By Shingirai Vambe
In one week Zimbabwe experienced 2 shifts associated with climate change living no doubt but everyone in fear of their lives as storm hit the Eastern region while the plates in the South region make some movements.
For the first time an earthquake was experienced in Bulawayo and Matebeleland South Tuesday night at around 21:35hrs with a magnitude of 3.9.
The Meteorological Services Department confirmed the incident and it most likely occurred in some parts of the neighbouring countries with South African National Seismography Network confirming that the earthquake had a 10km depth.
While this was happening in the South region of Zimbabwe, Houses and crops were being taken away by whirlwinds, and mudslides in the Eastern region of the country during a tropical storm called Tropical Cyclone Ana, that was coming from Madagascar.
Cyclone Ana left a trail of destruction in Manicaland and Masvingo province was not spared.
Earthquakes, based on the science have no direct link with climate change. Communities in different parts of the country are being hit by forces of nature that seem beyond their control.
There is little humans can do to stop Earthquakes but climate change, yes, something can be done. There is a lot communities and government can do to mitigate and adapt to the changing climate.
The Zimbabwe revised Nationally Determined Contribution (NDC) clearly out-line gaps and measures the country will pursue in meeting the mitigation target of reducing emissions by 40% per capita by 2030. The NDC has an adaptation component in which the country will strengthen early warning systems and build resilience of communities.
Zimbabwe seeks a collaborative approach in fighting climate change through adoption of climate smart agriculture practices, prohibiting development in ecologically-fragile areas, strengthening policy and institutional frameworks, resource mobilization and collaborating with other nations in pursuing the climate change agenda.
All these deadly events are associated with climate change and they have long term effects to the day to day living of people on earth.
Earthquakes are caused by sudden tectonic movements in the Earth’s crust. The main cause is that when tectonic plates, one rides over the other, causing orogeny collide, earthquakes. The largest fault surfaces on Earth are formed due to boundaries between moving plates.
When an earthquake occur, weak building infrastructure is destroyed or damaged the same when a Cyclone occurs.
Experts have associated these weather disasters as natural change in weather patterns while others say are human induced through land degradation, pollution and continuous depletion of the ozone layer.
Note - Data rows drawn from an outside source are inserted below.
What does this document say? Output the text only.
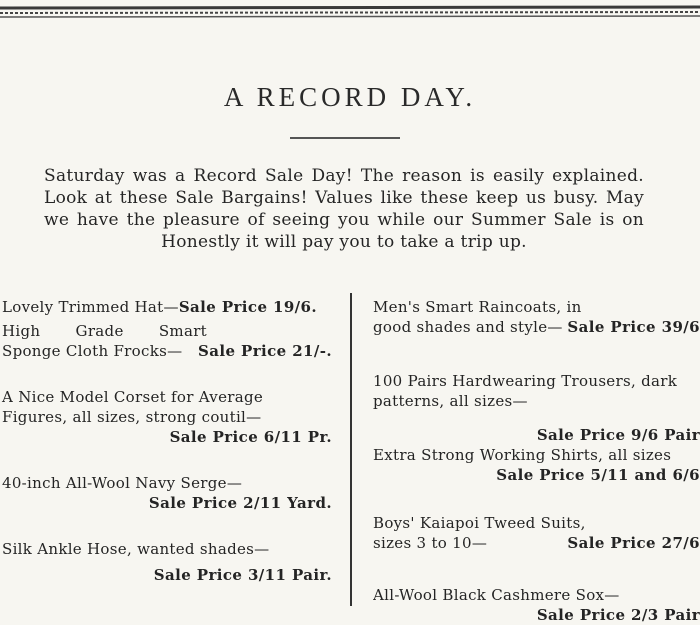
A RECORD DAY.
Saturday was a Record Sale Day! The reason is easily explained. Look at these Sale Bargains! Values like these keep us busy. May we have the pleasure of seeing you while our Summer Sale is on Honestly it will pay you to take a trip up.
Lovely Trimmed Hat—Sale Price 19/6.
High Grade Smart Sponge Cloth Frocks— Sale Price 21/-.
A Nice Model Corset for Average Figures, all sizes, strong coutil—
Sale Price 6/11 Pr.
40-inch All-Wool Navy Serge—
Sale Price 2/11 Yard.
Silk Ankle Hose, wanted shades—
Sale Price 3/11 Pair.
Men's Smart Raincoats, in good shades and style— Sale Price 39/6
100 Pairs Hardwearing Trousers, dark patterns, all sizes—
Sale Price 9/6 Pair
Extra Strong Working Shirts, all sizes
Sale Price 5/11 and 6/6
Boys' Kaiapoi Tweed Suits, sizes 3 to 10—	Sale Price 27/6
All-Wool Black Cashmere Sox—
Sale Price 2/3 Pair
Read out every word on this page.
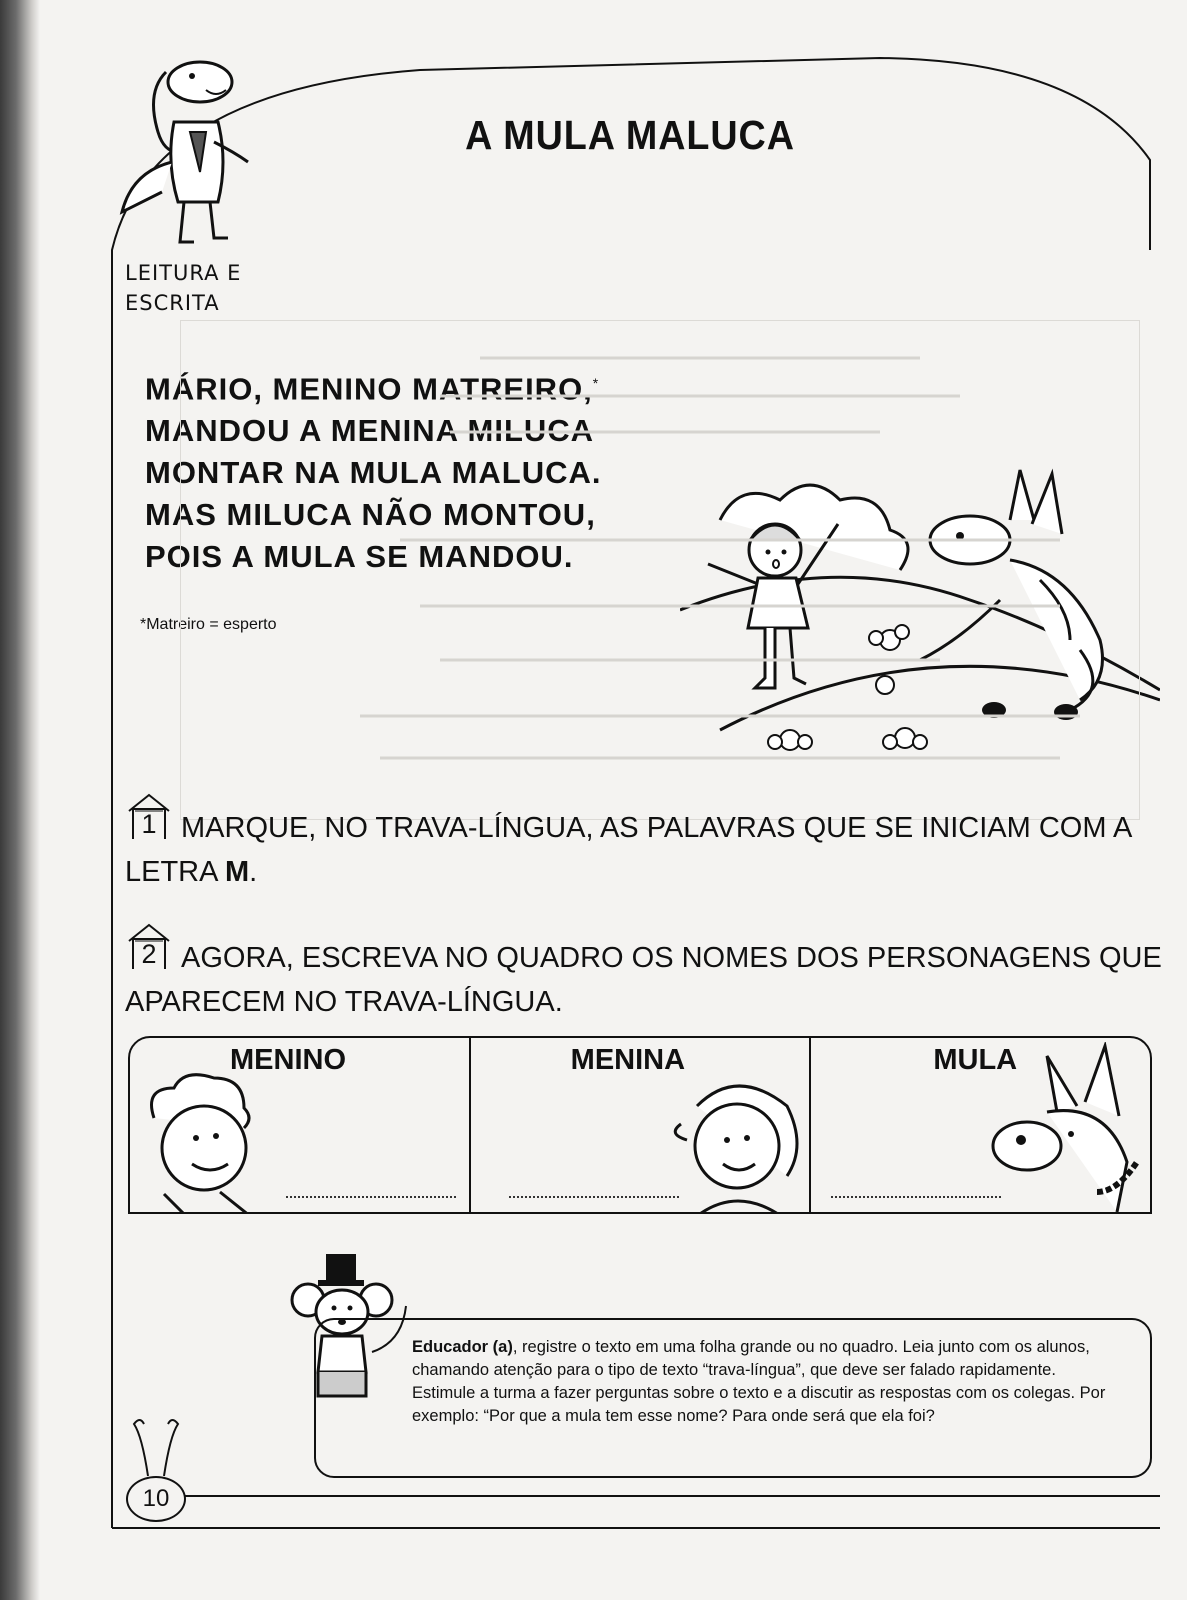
LEITURA E
ESCRITA
A MULA MALUCA
MÁRIO, MENINO MATREIRO,*
MANDOU A MENINA MILUCA
MONTAR NA MULA MALUCA.
MAS MILUCA NÃO MONTOU,
POIS A MULA SE MANDOU.
*Matreiro = esperto
1 MARQUE, NO TRAVA-LÍNGUA, AS PALAVRAS QUE SE INICIAM COM A LETRA M.
2 AGORA, ESCREVA NO QUADRO OS NOMES DOS PERSONAGENS QUE APARECEM NO TRAVA-LÍNGUA.
MENINO	MENINA	MULA
Educador (a), registre o texto em uma folha grande ou no quadro. Leia junto com os alunos, chamando atenção para o tipo de texto “trava-língua”, que deve ser falado rapidamente.
Estimule a turma a fazer perguntas sobre o texto e a discutir as respostas com os colegas. Por exemplo: “Por que a mula tem esse nome? Para onde será que ela foi?
10
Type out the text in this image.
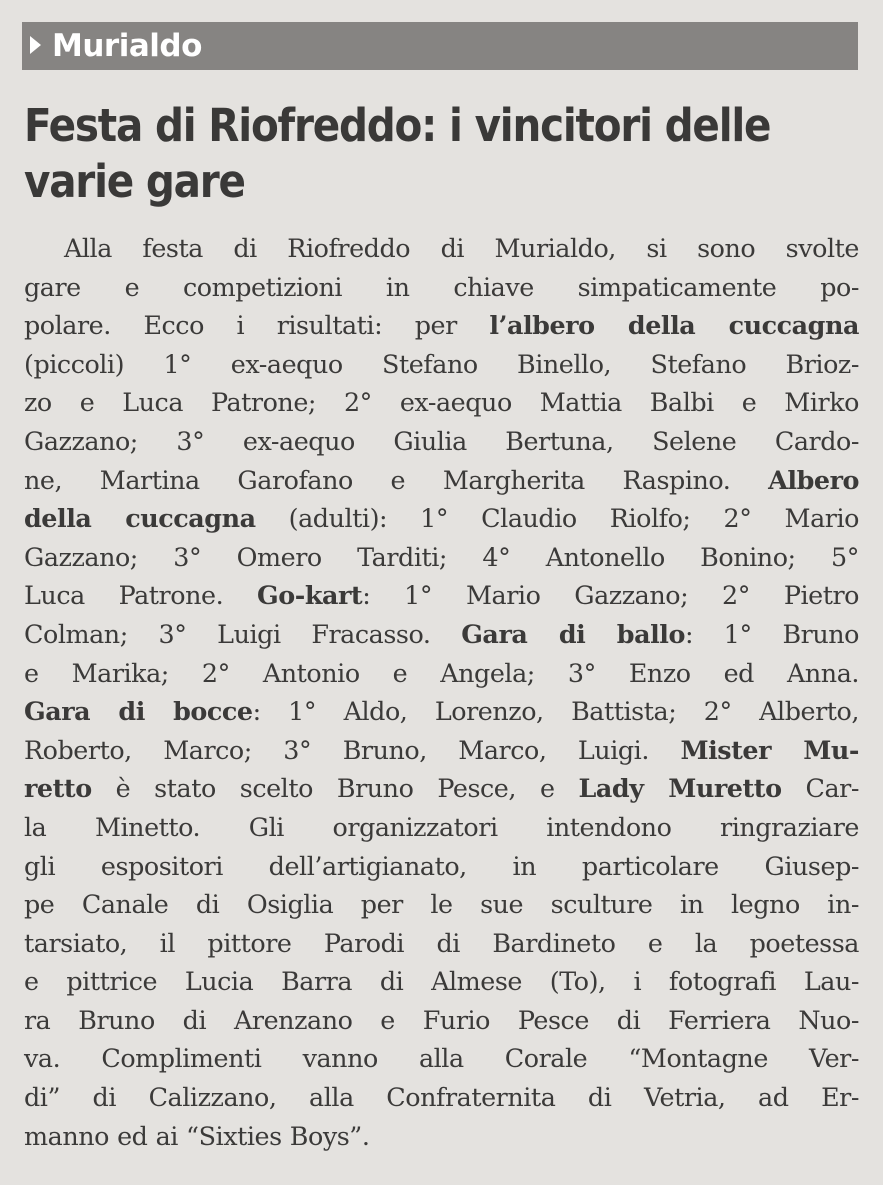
Murialdo
Festa di Riofreddo: i vincitori delle varie gare
Alla festa di Riofreddo di Murialdo, si sono svolte
gare e competizioni in chiave simpaticamente po-
polare. Ecco i risultati: per l’albero della cuccagna
(piccoli) 1° ex-aequo Stefano Binello, Stefano Brioz-
zo e Luca Patrone; 2° ex-aequo Mattia Balbi e Mirko
Gazzano; 3° ex-aequo Giulia Bertuna, Selene Cardo-
ne, Martina Garofano e Margherita Raspino. Albero
della cuccagna (adulti): 1° Claudio Riolfo; 2° Mario
Gazzano; 3° Omero Tarditi; 4° Antonello Bonino; 5°
Luca Patrone. Go-kart: 1° Mario Gazzano; 2° Pietro
Colman; 3° Luigi Fracasso. Gara di ballo: 1° Bruno
e Marika; 2° Antonio e Angela; 3° Enzo ed Anna.
Gara di bocce: 1° Aldo, Lorenzo, Battista; 2° Alberto,
Roberto, Marco; 3° Bruno, Marco, Luigi. Mister Mu-
retto è stato scelto Bruno Pesce, e Lady Muretto Car-
la Minetto. Gli organizzatori intendono ringraziare
gli espositori dell’artigianato, in particolare Giusep-
pe Canale di Osiglia per le sue sculture in legno in-
tarsiato, il pittore Parodi di Bardineto e la poetessa
e pittrice Lucia Barra di Almese (To), i fotografi Lau-
ra Bruno di Arenzano e Furio Pesce di Ferriera Nuo-
va. Complimenti vanno alla Corale “Montagne Ver-
di” di Calizzano, alla Confraternita di Vetria, ad Er-
manno ed ai “Sixties Boys”.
In view of these ascertations, the Zimbabwe Climate Change Management Department has moved in the country’s 10 provinces, educating people mostly leaders on the changes in these weather patterns, the mitigation and adaptation paths to take.
Of late, Zimbabwe used not to experience such weather phenomenons expect for droughts which usually occur after every 10 years but no longer the case now. Currently year after year the country experiences related problems resulting in either hunger or destruction of infrastructure and death of innocent civilians.
The government should support efforts to build a resilient nation. Funding should be channelled towards education and awareness campaigns focusing on climate change, bearing in mind that “an educated/informed nation is an empowered nation.”